Business Week - How Business Trounced The Trial Lawyers
By focusing on litigation reform at the state level, business has won key battles. Suddenly, it's a tough time to be a plantiffs' attorney
In 1901 a well at Spindletop Hill sent petroleum shooting 200 feet in the air and made Beaumont, Tex., one of the first oil boomtowns. Decades later some locals tapped into a different kind of gusher: personal-injury litigation. Starting with highway and refinery accidents, and then moving to asbestos and tobacco, lawyers at the firm of Provost & Umphrey hauled in the kinds of fees that would make Wall Street lawyers drool.

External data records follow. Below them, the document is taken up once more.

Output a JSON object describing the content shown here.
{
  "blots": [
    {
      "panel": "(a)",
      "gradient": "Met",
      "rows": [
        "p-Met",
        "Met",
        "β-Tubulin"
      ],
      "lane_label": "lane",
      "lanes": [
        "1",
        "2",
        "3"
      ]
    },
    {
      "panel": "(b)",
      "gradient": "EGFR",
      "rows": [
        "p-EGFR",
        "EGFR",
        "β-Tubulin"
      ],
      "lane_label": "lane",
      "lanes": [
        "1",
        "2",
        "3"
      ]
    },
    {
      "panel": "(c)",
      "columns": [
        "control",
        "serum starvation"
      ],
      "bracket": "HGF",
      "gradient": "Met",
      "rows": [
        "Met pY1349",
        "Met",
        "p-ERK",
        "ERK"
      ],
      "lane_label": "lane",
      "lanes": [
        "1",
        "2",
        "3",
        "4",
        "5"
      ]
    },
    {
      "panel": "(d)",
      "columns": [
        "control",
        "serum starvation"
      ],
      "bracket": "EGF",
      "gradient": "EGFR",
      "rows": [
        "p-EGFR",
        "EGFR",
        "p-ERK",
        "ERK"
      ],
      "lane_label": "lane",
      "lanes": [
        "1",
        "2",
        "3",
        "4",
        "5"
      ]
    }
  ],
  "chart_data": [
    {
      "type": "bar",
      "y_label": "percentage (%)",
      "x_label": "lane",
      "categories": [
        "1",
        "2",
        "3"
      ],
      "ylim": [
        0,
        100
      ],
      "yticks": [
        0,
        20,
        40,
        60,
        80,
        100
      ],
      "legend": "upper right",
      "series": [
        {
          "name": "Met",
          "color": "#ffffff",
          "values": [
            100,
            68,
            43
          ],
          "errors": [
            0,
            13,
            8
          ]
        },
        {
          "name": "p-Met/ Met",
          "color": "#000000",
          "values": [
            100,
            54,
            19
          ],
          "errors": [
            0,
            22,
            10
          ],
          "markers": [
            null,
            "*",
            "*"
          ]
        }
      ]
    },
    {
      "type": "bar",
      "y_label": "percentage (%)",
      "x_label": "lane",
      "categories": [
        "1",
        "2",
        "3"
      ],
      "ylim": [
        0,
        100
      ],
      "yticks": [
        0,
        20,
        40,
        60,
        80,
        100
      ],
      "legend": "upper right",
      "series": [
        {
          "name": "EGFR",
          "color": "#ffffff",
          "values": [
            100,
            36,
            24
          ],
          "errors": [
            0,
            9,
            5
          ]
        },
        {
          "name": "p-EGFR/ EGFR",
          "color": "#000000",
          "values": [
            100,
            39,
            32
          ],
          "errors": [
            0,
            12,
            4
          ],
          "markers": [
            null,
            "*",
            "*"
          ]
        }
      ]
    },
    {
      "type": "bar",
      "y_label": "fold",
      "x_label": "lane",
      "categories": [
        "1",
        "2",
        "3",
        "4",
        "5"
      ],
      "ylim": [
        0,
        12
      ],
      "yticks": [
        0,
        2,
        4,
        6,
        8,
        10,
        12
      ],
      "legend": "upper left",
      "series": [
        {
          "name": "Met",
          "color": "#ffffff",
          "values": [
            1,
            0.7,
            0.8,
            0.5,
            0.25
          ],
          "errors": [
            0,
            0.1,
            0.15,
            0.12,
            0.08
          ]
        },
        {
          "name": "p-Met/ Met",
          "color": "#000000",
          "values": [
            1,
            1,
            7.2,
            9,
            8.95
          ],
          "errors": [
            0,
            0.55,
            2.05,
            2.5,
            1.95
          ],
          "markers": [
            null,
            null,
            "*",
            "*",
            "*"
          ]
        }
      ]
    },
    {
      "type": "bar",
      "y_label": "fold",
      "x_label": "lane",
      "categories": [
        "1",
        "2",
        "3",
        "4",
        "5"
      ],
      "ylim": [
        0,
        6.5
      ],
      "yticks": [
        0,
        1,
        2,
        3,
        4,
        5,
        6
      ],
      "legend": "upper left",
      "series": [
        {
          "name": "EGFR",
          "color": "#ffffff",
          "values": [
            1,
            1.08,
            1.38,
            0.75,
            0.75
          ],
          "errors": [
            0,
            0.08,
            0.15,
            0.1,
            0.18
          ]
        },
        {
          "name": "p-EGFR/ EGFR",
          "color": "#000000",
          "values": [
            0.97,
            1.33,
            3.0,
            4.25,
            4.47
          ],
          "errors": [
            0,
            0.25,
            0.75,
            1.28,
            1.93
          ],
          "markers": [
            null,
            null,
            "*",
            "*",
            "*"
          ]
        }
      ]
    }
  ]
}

But as is the case with oil in Texas, the easy money in injury lawsuits is gone. Thomas Walter Umphrey says the firm he co-founded in 1969 is downsizing. It's also prospecting in other fields of law to try to keep the business flowing. A couple of hundred miles to the north, in Daingerfield, plaintiffs' firm Nix Patterson & Roach is also pushing in new directions. "If today we were relying on personal-injury cases in Texas, we would be bankrupt," says partner Nelson J. Roach.
What has happened in Texas is not unique. In state after state, the tide has turned in one of the most protracted, hard-fought political struggles of the past two decades—the battle over so-called tort reform. Few other business issues have generated more controversy, polemics, and campaign spending than the effort to scale back the types of lawsuits people can file and how much they can recover. In a speech on Nov. 20, for example, Treasury Secretary Henry M. Paulson Jr. charged that "the broken tort system is an Achilles' heel for our economy" and exhorted his audience to tackle "one challenge that will take a concerted effort over the long term to correct—the need for reform of our legal system."